Infelizmente, todas essas falas tão vivamente brasileiras têm em comum o fato de que a um terceiro (no masculino mesmo) é dada a responsabilidade de nos salvar - e talvez por isso a religião encontre tanta adesão na alma humana. Eu, sinceramente, nunca escapei a essa lógica, a qual vivi em duas fases: uma primeira, religiosa, até os 20 e poucos anos, em que eu realmente acreditava na necessidade de salvação (que atrai a culpa etc.); depois, numa fase mais epifânica, quando entendi que a terceirização da minha segurança tem sentido: sempre fui um homem salvo... pela linguagem! (Se, no princípio, era o Verbo, então - ufa! - sigo no bom caminho da palavra).

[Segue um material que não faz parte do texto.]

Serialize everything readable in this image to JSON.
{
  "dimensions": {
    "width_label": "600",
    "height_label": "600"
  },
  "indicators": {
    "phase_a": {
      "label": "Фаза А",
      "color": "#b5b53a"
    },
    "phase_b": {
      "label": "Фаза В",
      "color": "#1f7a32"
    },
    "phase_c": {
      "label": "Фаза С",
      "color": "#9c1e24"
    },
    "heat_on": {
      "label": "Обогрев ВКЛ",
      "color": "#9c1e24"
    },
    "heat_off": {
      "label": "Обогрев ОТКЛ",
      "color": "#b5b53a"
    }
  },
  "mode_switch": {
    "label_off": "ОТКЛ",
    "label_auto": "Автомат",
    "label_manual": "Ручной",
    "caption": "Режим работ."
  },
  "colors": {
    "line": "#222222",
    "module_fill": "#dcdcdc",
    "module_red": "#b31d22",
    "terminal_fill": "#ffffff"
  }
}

Na escrita (que cultivo desde os 13 anos), na leitura e nos livros que amo depositei o meu santuário e a minha divindade; aí, no livro, depositei a minha salvação. Por isso mesmo, em vez de um habitual "Deus me livre", preferirei sempre um "Deus me livro", pois é para o livro que quero ser guiado sempre, sem reserva. No livro está a minha redenção!
Sob este pretexto tão paradoxalmente metafísico e empírico, apresento a vocês a Deus me livro!, uma coluna que o LiteraturaBr carinhosamente me cedeu para publicar crônicas sobre livros, leituras e libertações por meio da palavra literária. Amém?
Quem ficar de fora, vai para o inferno - Deus me livro!